O cenário global coloca a gestão de resíduos sólidos no centro das discussões sobre sustentabilidade e desenvolvimento. O estudo da Associação Brasileira de Resíduos e Meio Ambiente (Abrema), “Panorama dos Resíduos Sólidos no Brasil” publicado em 2025, reforça que o país ainda enfrenta desafios históricos para avançar rumo a uma economia de baixo carbono. Mais do que um diagnóstico do setor, a publicação apresenta um retrato das transformações necessárias para que resíduos deixem de ser um problema ambiental e passem a ser encarados como oportunidade de desenvolvimento, geração de energia e inclusão social.

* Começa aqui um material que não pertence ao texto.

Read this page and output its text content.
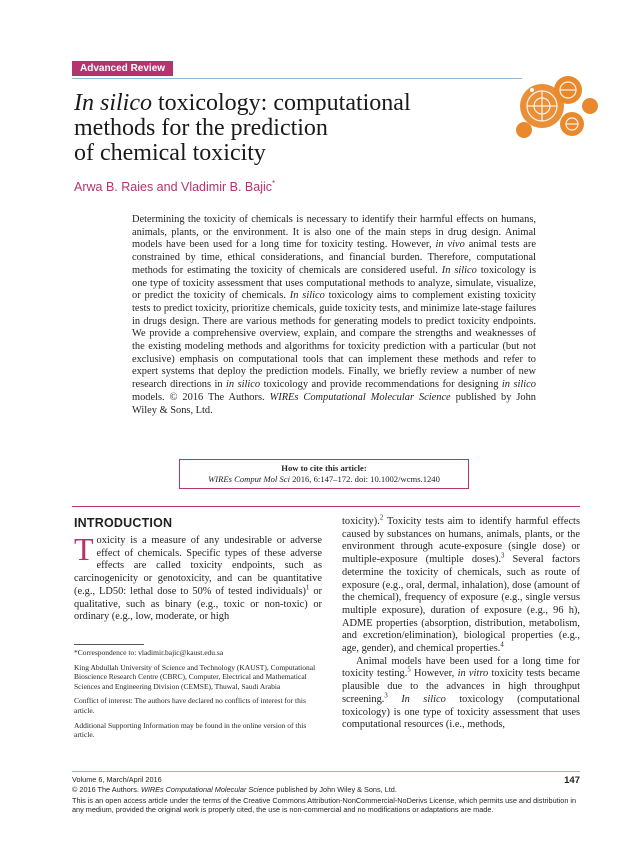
Advanced Review
In silico toxicology: computational
methods for the prediction
of chemical toxicity
Arwa B. Raies and Vladimir B. Bajic*
Determining the toxicity of chemicals is necessary to identify their harmful effects on humans, animals, plants, or the environment. It is also one of the main steps in drug design. Animal models have been used for a long time for toxicity testing. However, in vivo animal tests are constrained by time, ethical considerations, and financial burden. Therefore, computational methods for estimating the toxicity of chemicals are considered useful. In silico toxicology is one type of toxicity assessment that uses computational methods to analyze, simulate, visualize, or predict the toxicity of chemicals. In silico toxicology aims to complement existing toxicity tests to predict toxicity, prioritize chemicals, guide toxicity tests, and minimize late-stage failures in drugs design. There are various methods for generating models to predict toxicity endpoints. We provide a comprehensive overview, explain, and compare the strengths and weaknesses of the existing modeling methods and algorithms for toxicity prediction with a particular (but not exclusive) emphasis on computational tools that can implement these methods and refer to expert systems that deploy the prediction models. Finally, we briefly review a number of new research directions in in silico toxicology and provide recommendations for designing in silico models. © 2016 The Authors. WIREs Computational Molecular Science published by John Wiley & Sons, Ltd.
How to cite this article:
WIREs Comput Mol Sci 2016, 6:147–172. doi: 10.1002/wcms.1240
INTRODUCTION
Toxicity is a measure of any undesirable or adverse effect of chemicals. Specific types of these adverse effects are called toxicity endpoints, such as carcinogenicity or genotoxicity, and can be quantitative (e.g., LD50: lethal dose to 50% of tested individuals)$^1$ or qualitative, such as binary (e.g., toxic or non-toxic) or ordinary (e.g., low, moderate, or high

*Correspondence to: vladimir.bajic@kaust.edu.sa

King Abdullah University of Science and Technology (KAUST), Computational Bioscience Research Centre (CBRC), Computer, Electrical and Mathematical Sciences and Engineering Division (CEMSE), Thuwal, Saudi Arabia

Conflict of interest: The authors have declared no conflicts of interest for this article.

Additional Supporting Information may be found in the online version of this article.

toxicity).$^2$ Toxicity tests aim to identify harmful effects caused by substances on humans, animals, plants, or the environment through acute-exposure (single dose) or multiple-exposure (multiple doses).$^3$ Several factors determine the toxicity of chemicals, such as route of exposure (e.g., oral, dermal, inhalation), dose (amount of the chemical), frequency of exposure (e.g., single versus multiple exposure), duration of exposure (e.g., 96 h), ADME properties (absorption, distribution, metabolism, and excretion/elimination), biological properties (e.g., age, gender), and chemical properties.$^4$
Animal models have been used for a long time for toxicity testing.$^5$ However, in vitro toxicity tests became plausible due to the advances in high throughput screening.$^3$ In silico toxicology (computational toxicology) is one type of toxicity assessment that uses computational resources (i.e., methods,
Volume 6, March/April 2016	147
© 2016 The Authors. WIREs Computational Molecular Science published by John Wiley & Sons, Ltd.
This is an open access article under the terms of the Creative Commons Attribution-NonCommercial-NoDerivs License, which permits use and distribution in any medium, provided the original work is properly cited, the use is non-commercial and no modifications or adaptations are made.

O levantamento destaca que o Brasil vem avançando em áreas como logística reversa, ampliação da coleta seletiva e valorização dos resíduos como insumo econômico. Outro ponto importante é o reconhecimento do papel dos catadores e das iniciativas de reciclagem bioenergética, conceito que ganha espaço ao considerar o aproveitamento dos resíduos para geração de combustível, energia e composto orgânico, alinhado às diretrizes da Política Nacional de Resíduos Sólidos (PNRS).
Apesar dos avanços, o panorama evidencia que os desafios ainda são profundos. A permanência de lixões a céu aberto, as baixas taxas de reciclagem e as desigualdades regionais no acesso a serviços adequados seguem gerando impactos ambientais, sociais e econômicos significativos.
O estudo alerta que esses problemas se refletem diretamente na emissão de gases de efeito estufa, na contaminação de solos e mananciais e na manutenção de ciclos de pobreza e exclusão social em diversas regiões do país.